С другой стороны, композиционная завершенность трактата исключает из него как
пункт 4.1, так и 4.2. Для решения вопроса, был ли п. 4.1 изначально в сочинении
Никифора или является вставкой (полностью или частично) переписчиков,
необходимы дополнительные исследования. Нам кажется, что полное отсутствие
связки 4.1 при переходе от конца антологической части (то есть “Метода”)
сочинения Никифора к заключению последнего маловероятно, но минимальные
интерполяции не исключены.
Определив
на основании анализа композиции “Метода” его возможные границы, можно
попытаться ответить и на другие вопросы. Сразу же сделаем оговорку, что наши
рабочие гипотезы направлены только на постановку проблем, решаться которые
должны лишь путем полного исследования всей рукописной традиции и подготовки
нового исчерпывающего критического издания с учетом всех греческих (в т.ч.
афонских) и славянских рукописей (об этом речь уже шла выше в Примечаниях).
Соединение
воедино в Pant. 571 пункта 2 с пунктом 3.3 было возможно только благодаря тому,
что Никифором были включены в анто{С. 170}логию
оба произведения, уже надписанные именем Симеона (что еще не решает
вопроса об авторстве и об изначальной правомочности этих надписаний, но
исключает гипотезу Hausherr’а о переносе имени с одного произведения на
другое). Переписчики сочинения Никифора изъяли трактат Симеона о трех способах
(для отдельного его издания), заменив заодно второй параграф (3.2.2 на 2.2)

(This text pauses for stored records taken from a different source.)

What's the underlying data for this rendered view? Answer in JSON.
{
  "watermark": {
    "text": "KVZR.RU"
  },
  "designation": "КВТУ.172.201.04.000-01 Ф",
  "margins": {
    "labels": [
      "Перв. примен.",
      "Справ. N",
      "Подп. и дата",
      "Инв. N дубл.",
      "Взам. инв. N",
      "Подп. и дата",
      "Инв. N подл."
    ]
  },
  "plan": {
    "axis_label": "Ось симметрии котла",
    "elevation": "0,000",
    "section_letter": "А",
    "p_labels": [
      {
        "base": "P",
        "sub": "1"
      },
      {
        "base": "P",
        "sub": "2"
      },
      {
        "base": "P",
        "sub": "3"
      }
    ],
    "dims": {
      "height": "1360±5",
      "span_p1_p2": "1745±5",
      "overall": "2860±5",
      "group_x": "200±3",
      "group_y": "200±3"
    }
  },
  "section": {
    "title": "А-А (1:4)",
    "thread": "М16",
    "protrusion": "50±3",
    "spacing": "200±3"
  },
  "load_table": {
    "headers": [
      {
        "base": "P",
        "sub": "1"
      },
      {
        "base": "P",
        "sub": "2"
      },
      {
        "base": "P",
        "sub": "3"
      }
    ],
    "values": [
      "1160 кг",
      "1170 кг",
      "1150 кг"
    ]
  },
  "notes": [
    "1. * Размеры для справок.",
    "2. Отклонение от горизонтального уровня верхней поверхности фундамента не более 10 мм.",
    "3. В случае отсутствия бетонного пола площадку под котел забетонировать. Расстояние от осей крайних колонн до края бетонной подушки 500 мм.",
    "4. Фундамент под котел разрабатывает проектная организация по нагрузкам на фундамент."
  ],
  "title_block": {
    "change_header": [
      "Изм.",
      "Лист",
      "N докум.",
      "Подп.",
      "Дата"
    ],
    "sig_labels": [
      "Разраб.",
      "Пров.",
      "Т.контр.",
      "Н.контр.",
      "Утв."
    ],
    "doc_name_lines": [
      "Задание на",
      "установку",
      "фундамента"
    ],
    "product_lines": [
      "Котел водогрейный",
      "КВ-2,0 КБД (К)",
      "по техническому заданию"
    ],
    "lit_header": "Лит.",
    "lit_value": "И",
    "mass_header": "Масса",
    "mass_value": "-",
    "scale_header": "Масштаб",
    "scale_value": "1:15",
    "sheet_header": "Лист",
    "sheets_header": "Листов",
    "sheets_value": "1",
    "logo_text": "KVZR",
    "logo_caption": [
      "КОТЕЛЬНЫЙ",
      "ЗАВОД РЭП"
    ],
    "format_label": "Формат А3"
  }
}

цитаты из первого произведения Симеона (мы предполагаем исходным вариант 3.3.2,
но только относим его не к “Методу”, а предыдущему произведению Симеона),
фиксировав конец “Антологии” (“из отеческих писаний”) для легкости перехода к
заключительной части сочинения Никифора и скрывая следы изъятия. При этом, по
мысли переписчиков, параграф 2.2 должен был не принадлежать цитате из первого
сочинения Симеона, а снова продолжать текст Никифора (после 2.1). В рукописях
Добротолюбия, сохранивших интерполяцию, надписание “самого Никифора” осталось,
тем не менее, на том месте, где первоначально кончалась антология.
Итак,
мы отвергаем гипотезу Hausherr’а, что автором “Метода” был Никифор Уединенник,
а сам “Метод” составлял единое целое с концом сочинения Никифора “О трезвении и
хранении сердца”. Вс` же отдельные (но не все) наблюдения и предположения
Hausherr’а об интерполяциях и сокращениях в первоначальной рукописи сочинения
Никифора, сделанных переписчиками после изъятия “Метода”, кажутся нам имеющими
серьезное основание. “Метод священной молитвы и внимания” мы предполагаем
включенным первоначально Никифором в состав своего сочинения в качестве
отдельного трактата Симеона вслед за цитатой из другого произведения того же
Симеона. Впоследствии трактат был обособлен переписчиками из антологии
Никифора, но в отдельных рукописях (как в Пантелеимоновской) оба произведения
Симеона (цитата и целый трактат) слились в одно, чему способствовало надписание
их одним именем. Параллельно с сочинением Никифора трактат о трех способах
молитвы продолжал существовать самостоятельно в своем первоначальном виде с
эпиграммой (естественно, опущенной Никифором). Поскольку ни цитата из Симеона,
ни трактат не дошли до нас в составе сочинений Симеона Нового Богослова,
атрибуция их именно ему (а не другому автору, носившему имя Симеон) остается
под сомнением. Не исключено, что Симеону Новому Богослову принадлежит только
эпиграмма к трактату другого автора. Существование таких стихотворных строк
вполне объяснимо, если допустить, что автором трактата был учитель Симеона
Нового Богослова — Симеон Благоговейный.
{С. 171} Тем
не менее, вопрос об авторстве и о том, как выглядели начало и конец трактата,
во-первых, сами по себе (до включения в сочинение Никифора) и,
во-вторых, после выделения трактата из творения Никифора, остается
неразрешимым без специальных палеографических и филологических исследований.
[1]
Т.5. М., 1900 (репринт 1992), с.239-51.
[2]
Если же говорить только о “различных видах безмолвия”, то и здесь преп. Иоанн
Лествичник сначала выделяет восемь видов, точнее, причин, по которым ищут
безмолвия, “и одни из них Богу приятны, а другие неприятны; восьмой же вид, без
сомнения, носит печать будущего века” (слово 27, 30 по рус. пер.), и только
затем говорит о собственно деланиях безмолвия (там же, 33).
[3]
Кстати, преп. Исаак выделяет только три чина (новоначальных, средних и
совершенных — см. слово 66), а четверица появляется у него при описании
способов вражеской брани (слово 60).